風が言った。「それでいいんだよ。自分のペースで」と。
冬の階段。グレーのカーディガンを纏って。
ゆっくり登る。急がない。
昔は、走って登っていた。
早く着きたくて。
誰よりも先に。
でも今は、違う。
自分のペースで、登る。
一歩、踏み出す。
階段に足をかける。ゆっくりと。
また一歩。急ぐ必要はない。
着く時に、着けばいい。
階段を登る。一段ずつ。
登りながら、周りを見る。
急いでいた時は、見えなかった景色。
階段の途中。立ち止まる。
息を整える。でも、息切れはしていない。
ゆっくり登っているから。
また登る。風が吹く。
「それでいいんだよ」と。
「自分のペースで」と。
ありがとう。その言葉が、嬉しい。
人と比べなくていい。
速さを競わなくていい。
自分のペースで、歩けばいい。
頂上が見えてきた。
「もうすぐ」
でも、急がない。
このペースで、登り続ける。
最後の数段。
カーディガンが、風で揺れる。
ゆっくりと。

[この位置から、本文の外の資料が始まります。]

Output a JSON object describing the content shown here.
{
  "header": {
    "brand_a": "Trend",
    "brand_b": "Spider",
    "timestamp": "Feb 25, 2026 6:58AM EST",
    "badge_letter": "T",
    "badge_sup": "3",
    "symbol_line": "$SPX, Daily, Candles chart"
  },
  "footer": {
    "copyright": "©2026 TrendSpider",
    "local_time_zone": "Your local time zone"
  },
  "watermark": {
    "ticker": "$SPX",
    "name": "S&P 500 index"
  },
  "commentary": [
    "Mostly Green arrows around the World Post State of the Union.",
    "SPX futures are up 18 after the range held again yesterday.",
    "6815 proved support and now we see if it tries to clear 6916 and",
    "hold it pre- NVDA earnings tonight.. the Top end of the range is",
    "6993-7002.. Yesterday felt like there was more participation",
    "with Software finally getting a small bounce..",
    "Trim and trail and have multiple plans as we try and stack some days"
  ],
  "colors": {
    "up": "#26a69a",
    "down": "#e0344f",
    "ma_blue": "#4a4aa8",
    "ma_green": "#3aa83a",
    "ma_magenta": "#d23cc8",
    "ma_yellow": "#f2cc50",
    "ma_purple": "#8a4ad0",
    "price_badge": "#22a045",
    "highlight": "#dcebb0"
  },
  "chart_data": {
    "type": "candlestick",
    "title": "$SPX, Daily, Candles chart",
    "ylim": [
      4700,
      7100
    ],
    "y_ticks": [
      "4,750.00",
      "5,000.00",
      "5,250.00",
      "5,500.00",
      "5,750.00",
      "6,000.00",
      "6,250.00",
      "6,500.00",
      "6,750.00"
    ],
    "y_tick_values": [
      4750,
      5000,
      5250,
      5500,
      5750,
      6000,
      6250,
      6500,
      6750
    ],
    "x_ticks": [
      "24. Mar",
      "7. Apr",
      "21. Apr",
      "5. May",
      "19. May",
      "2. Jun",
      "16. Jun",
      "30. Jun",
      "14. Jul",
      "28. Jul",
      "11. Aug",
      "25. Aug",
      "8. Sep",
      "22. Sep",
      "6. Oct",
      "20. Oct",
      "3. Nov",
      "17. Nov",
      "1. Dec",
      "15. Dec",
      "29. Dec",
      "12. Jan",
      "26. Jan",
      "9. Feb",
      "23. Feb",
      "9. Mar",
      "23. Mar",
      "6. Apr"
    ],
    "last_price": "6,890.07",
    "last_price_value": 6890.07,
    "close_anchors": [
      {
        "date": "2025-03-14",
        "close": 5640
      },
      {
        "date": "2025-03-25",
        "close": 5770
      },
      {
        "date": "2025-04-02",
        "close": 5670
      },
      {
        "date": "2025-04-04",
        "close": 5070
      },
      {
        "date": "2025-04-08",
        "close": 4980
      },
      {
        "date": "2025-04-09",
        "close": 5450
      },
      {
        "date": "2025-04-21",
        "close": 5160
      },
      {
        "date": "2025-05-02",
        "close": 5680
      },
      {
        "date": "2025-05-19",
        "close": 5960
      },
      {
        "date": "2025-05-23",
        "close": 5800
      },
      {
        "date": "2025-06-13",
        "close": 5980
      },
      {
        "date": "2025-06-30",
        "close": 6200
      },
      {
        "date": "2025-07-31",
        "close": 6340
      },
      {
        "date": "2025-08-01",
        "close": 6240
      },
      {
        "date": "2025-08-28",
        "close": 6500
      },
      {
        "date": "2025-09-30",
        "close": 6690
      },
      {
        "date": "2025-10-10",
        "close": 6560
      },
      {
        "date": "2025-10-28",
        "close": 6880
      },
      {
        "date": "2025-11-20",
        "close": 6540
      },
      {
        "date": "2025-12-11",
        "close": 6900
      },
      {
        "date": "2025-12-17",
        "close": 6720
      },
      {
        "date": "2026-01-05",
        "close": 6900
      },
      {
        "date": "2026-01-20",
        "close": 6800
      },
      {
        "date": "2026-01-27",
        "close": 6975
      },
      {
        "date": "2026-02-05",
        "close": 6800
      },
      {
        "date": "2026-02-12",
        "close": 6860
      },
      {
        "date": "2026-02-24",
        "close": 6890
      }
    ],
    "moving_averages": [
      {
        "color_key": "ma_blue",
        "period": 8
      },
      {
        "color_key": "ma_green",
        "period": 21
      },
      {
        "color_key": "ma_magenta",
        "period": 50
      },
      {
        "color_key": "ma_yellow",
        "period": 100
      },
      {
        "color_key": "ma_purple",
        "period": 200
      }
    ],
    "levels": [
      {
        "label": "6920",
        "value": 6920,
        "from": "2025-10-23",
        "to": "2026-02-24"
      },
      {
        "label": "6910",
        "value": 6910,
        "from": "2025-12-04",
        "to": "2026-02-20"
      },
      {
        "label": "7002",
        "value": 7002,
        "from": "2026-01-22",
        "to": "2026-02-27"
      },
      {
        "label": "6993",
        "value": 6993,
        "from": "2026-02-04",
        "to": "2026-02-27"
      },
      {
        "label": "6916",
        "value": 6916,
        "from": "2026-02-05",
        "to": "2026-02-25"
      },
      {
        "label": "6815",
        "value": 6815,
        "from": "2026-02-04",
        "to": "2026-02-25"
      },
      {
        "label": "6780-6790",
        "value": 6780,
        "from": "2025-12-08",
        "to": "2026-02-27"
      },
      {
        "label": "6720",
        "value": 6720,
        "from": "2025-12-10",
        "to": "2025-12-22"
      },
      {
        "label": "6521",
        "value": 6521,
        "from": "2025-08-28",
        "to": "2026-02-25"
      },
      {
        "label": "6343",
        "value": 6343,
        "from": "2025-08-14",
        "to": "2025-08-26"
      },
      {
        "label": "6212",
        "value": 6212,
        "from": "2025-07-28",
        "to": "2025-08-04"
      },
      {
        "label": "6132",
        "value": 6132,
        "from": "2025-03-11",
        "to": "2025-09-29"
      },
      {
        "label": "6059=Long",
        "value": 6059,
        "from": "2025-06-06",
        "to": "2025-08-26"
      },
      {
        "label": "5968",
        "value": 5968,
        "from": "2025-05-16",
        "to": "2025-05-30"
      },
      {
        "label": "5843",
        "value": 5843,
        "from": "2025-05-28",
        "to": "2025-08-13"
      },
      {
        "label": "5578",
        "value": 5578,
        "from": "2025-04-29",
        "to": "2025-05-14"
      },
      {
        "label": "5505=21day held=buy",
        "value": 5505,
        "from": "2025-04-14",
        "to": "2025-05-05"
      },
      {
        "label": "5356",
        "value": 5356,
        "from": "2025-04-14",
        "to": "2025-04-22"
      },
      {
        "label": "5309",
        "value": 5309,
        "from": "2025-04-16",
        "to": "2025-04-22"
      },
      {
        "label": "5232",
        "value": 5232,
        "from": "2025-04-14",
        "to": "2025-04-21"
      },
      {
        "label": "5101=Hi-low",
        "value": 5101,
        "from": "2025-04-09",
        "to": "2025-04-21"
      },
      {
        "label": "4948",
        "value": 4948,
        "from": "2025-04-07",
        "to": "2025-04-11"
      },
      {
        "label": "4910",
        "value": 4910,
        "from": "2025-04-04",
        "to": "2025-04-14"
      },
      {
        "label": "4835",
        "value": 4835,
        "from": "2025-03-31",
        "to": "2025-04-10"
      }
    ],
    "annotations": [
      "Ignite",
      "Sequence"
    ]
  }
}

優雅に。
私も、そんな風に歩きたい。
そして、着いた。頂上。
ゆっくりだったけど、着いた。
誰よりも遅かったかもしれない。
でも、それでいい。
自分のペースで、登り切った。
それが、大切。
風が吹く。最後に。
「よくやった」と。
「自分のペースを守ったね」と。
頷く。ありがとう。
これからも、自分のペースを守ろう。
急がず。
焦らず。
でも、止まらず。
ゆっくりと、確実に。
この階段が、教えてくれた。
速さじゃない。
自分のペースを守ることが、大切だと。